Требуется Робинзон - страница 24
– Ладно, вам две бутылки, а две нам, – Проня пошел на мировую. – А если по носам делить, то нам три полагается.
– Вот и давайте на третью скинемся хором, – предложил Генка-матрос. – Каждый внесет долю, и – без обид.
– Не надо третью, – сказал Константин. – У меня совсем нет денег, а потом, я не употребляю спиртного…
– Совсем?! – удивилась Варвара.
– Чуть-чуть выпиваю, – улыбнулся Константин, – но мои «чуть-чуть» уместятся в одной стопке, да и то, как сказал Геннадий, ради мира и чистоты во всем мире.
– Пусть с обедом расстарается, – не успокоился Генка, – а то неизвестно, чем накормит. Такую отраву сунет, что никакой водки не хватит, чтобы прополоскать прямую кишку.
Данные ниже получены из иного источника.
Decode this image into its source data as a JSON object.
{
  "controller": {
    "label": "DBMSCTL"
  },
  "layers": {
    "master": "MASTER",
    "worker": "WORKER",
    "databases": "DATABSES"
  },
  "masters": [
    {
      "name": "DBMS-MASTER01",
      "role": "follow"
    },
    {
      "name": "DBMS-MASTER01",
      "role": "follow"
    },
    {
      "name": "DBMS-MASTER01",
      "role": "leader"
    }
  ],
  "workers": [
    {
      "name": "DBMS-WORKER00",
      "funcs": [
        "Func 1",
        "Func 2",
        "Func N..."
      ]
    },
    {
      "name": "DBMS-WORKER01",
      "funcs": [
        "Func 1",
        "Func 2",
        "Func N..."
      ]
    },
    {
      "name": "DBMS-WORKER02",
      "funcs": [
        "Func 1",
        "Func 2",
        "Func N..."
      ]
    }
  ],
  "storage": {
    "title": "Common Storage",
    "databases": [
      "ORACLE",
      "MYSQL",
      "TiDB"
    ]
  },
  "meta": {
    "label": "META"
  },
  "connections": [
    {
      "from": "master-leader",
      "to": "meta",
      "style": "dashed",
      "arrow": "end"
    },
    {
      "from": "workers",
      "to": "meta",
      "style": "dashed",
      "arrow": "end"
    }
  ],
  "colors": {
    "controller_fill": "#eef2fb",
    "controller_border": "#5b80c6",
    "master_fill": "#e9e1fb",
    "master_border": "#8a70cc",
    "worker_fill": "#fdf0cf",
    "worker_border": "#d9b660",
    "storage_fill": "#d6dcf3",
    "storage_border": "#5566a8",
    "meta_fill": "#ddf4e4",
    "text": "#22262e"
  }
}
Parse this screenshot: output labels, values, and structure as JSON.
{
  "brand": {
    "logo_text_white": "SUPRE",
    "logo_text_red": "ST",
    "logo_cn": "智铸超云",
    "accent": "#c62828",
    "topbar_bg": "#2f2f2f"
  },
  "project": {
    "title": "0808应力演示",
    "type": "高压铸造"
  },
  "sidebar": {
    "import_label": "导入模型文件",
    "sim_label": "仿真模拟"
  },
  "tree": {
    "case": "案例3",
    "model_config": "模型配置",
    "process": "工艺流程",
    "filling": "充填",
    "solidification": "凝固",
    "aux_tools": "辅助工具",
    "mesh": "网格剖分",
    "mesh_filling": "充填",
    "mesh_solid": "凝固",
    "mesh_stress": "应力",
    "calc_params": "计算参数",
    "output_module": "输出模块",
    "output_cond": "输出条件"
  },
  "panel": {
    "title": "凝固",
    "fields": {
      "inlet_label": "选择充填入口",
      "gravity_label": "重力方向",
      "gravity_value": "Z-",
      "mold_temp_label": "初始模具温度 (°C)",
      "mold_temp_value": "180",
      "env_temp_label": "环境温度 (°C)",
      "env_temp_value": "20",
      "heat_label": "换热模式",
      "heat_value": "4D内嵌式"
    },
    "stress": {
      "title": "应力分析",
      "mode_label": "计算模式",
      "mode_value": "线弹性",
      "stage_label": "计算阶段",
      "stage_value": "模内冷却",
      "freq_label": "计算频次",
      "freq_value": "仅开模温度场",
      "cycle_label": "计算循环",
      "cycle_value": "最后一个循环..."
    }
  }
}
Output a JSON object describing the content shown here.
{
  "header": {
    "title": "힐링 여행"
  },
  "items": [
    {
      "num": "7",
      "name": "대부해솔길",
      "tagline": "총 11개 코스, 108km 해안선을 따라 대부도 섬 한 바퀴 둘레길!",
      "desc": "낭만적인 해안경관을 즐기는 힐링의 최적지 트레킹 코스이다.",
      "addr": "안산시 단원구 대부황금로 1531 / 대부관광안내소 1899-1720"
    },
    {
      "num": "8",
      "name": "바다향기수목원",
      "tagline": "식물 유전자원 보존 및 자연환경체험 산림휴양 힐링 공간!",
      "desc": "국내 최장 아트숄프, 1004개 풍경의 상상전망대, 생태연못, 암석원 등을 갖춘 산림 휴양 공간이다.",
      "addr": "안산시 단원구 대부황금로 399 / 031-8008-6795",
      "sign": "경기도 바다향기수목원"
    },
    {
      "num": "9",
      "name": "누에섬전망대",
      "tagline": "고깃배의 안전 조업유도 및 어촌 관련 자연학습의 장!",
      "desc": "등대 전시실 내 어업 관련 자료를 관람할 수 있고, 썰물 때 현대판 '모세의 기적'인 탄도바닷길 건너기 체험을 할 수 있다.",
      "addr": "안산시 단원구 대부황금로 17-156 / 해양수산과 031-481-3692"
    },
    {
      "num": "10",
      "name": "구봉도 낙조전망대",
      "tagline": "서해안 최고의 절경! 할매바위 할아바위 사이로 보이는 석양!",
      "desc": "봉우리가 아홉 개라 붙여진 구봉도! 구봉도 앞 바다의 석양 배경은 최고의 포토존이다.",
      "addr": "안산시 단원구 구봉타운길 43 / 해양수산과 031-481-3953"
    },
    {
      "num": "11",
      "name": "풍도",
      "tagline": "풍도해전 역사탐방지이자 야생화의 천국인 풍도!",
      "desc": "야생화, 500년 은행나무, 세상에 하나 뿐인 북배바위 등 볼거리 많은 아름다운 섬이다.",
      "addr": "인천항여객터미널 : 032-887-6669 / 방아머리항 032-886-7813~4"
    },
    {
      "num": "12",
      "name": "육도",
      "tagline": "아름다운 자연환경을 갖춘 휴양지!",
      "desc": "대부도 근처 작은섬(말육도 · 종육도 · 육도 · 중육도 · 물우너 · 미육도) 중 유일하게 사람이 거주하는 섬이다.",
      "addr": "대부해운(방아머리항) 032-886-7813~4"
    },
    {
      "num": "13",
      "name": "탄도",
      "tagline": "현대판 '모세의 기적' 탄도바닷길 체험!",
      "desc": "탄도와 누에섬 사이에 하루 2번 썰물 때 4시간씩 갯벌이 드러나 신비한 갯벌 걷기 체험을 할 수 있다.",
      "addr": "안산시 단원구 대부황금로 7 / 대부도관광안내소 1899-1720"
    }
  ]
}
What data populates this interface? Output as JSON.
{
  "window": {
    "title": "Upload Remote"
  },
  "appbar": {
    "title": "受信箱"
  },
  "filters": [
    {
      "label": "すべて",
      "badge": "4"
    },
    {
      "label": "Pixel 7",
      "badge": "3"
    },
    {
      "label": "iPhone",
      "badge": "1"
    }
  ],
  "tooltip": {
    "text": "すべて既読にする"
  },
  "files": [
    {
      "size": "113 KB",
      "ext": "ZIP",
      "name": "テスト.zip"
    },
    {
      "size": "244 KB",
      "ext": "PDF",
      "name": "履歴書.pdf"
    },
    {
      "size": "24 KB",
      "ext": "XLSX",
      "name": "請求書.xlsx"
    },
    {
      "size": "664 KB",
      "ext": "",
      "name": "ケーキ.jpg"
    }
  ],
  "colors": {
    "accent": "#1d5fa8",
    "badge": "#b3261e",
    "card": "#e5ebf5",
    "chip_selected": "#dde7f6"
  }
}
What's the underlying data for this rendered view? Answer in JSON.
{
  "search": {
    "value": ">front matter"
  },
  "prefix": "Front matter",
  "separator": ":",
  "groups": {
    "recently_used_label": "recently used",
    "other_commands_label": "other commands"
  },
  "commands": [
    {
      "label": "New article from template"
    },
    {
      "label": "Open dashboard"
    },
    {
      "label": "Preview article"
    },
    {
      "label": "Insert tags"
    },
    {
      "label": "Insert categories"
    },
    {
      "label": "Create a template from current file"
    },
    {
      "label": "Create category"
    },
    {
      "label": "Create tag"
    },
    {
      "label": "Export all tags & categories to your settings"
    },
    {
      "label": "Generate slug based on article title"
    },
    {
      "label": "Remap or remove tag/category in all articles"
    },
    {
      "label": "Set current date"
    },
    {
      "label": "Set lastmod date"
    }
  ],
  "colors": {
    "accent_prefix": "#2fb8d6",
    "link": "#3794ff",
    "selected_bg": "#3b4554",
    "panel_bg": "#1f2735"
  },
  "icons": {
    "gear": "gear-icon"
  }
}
Все будут кривыми, как лабиринт Минотавра.
– Иди, иди! Потрудись, работяга, – очень даже миролюбиво послала его повариха. – А за кишку не беспокойся. Она у тебя всё равно с прямым выходом наружу. В ей никакое минетавро не застрянет – сразу и вывалится!
Генка-матрос ухмыльнулся и отправился за тележкой к соседям-железнодорожникам.
9
Константин решил принять «чуть-чуть» ради эксперимента. Хотелось окончательно убедиться, действительно ли супруги такие уж куркули и «людоеды» или действуют из каких-то своих принципов и соображений. Быть может, просто назло Генке и Проне, протестуя тем самым против каких-то настоящих ущемлений их интересов, а то и просто дразнилок, до которых охоч Генка-матрос. Да и «соратники» его раскроются по-настоящему за выпивкой.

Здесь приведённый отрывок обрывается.